Is it possible to be too frugal? I recently quoted Amy D, or rather paraphrased her, since her books do not have the best indexing system. She opined that asking if one can be too frugal is like asking if one can be too happy.
But a comment from sallymandy, proprietress of one of the most thoughtful and beautifully written blogs out there, presented a somewhat different view:
But I do think one can be "too frugal."
Amy D used to be the heroine of my life, but eventually I felt I was living and looking like a bag lady because everything came from a yard sale.
I think it's all about balancing values. While I certainly value frugality, I also value aesthetics, and some things that money CAN buy.
Because of my personality, "frugality" can easily become a way to beat myself over the head with an attitude of "you don't deserve anything good in your life." I can become a harsh taskmaster.
Lately it's been helpful to "invest" small amounts on beauty to counteract the effect of the recession on our family (my husband's job was dependent on the stock market and is now gone completely). Three dollars on some flowers make me way happier doing the work I have to do for money. Things like that.
So, a journey to the dark side. Indeed, I agree that Amy may have been too frugal, her pathological tendencies exceeding even mine. I once read an article where she explained that $0.25 was her top price for a yard sale shirt. I imagined various scenarios in which Amy encountered a Chanel shirt at a yard sale marked $0.35. NO. Ditto for a beautiful embroidered masterpiece. NO. Amy was a boundary setter and, unlike me, she stayed within her self-prescribed territory. I think that, in addition to being a parent to 6 kids, Amy's mission was to show that extreme frugality was possible: in a sense, she sacrificed herself for the greater good. She was her own artwork. And I am sure she was happy.

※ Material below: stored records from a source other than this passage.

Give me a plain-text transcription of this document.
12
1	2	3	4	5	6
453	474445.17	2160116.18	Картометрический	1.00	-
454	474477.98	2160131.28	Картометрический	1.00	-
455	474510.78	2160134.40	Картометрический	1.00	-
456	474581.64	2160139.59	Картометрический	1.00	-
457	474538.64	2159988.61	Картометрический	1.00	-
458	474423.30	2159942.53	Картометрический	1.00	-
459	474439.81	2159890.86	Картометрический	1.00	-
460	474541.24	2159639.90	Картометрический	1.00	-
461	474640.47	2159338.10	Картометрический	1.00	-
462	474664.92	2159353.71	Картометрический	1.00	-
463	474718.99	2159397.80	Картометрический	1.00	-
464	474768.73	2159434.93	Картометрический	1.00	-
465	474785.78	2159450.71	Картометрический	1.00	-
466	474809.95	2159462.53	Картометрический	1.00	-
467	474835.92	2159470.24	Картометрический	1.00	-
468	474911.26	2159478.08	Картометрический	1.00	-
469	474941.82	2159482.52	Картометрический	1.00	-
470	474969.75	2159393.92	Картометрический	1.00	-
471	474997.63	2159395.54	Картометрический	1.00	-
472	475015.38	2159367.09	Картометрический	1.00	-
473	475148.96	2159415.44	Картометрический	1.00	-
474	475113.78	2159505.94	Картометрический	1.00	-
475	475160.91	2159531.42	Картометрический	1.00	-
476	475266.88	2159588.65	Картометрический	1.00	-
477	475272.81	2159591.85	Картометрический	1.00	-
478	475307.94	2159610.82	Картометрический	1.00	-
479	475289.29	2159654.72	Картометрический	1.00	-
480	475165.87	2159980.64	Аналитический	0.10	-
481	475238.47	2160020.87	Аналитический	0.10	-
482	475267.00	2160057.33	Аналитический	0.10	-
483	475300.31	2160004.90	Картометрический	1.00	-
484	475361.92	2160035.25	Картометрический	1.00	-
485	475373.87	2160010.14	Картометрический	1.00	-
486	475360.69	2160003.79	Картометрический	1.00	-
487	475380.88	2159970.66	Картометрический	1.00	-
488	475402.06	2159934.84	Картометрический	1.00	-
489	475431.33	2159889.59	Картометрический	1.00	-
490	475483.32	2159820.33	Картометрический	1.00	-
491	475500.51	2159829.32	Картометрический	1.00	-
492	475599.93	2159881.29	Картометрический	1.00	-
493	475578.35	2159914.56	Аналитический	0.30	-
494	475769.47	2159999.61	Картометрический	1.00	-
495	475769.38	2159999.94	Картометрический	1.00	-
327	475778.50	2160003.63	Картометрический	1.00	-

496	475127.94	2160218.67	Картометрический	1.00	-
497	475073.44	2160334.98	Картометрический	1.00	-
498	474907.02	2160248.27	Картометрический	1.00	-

But there is a potential for anorexia in this self-denial. I bought the book How to Get Out of Debt, Stay out of Debt, and Live Prosperously at (surprise!) a thrift shop because I thought it would enable me to give even better advice to my many un-frugal friends. Well! Much to my surprise, Miss Know-It-All (me) found herself in the book.
At thirty-five, Peggy wasn't carrying a large debt . . .But she'd been in debt most of her adult life. she was living in a tidy studio apartment. Her possessions were shabby. She bought most of her clothes second-hand. Yet she had a master's degree in English and had taught at a university in her early twenties while she studied for a doctorate. She was an intelligent woman, but she had little belief in herself and no sense of self-worth. She left the university and drifted from job to job in a downward spiral . .
This is what I would have become if I hadn't finished my dissertation, gotten a job, and met and married Mr. FS. Note that only the first one was entirely within my control. So my horror at this picture of my "double" is very like the sentiments voiced above by sallymandy. Check out the blue kimono blog on my list to the right for more of sallymandy's fabulous writing (not all dark!).
OK, time to leave the dark side and return to a cheery, can-do attitude. Dear Readers, how do you keep yourself from succumbing to too-frugal tendencies?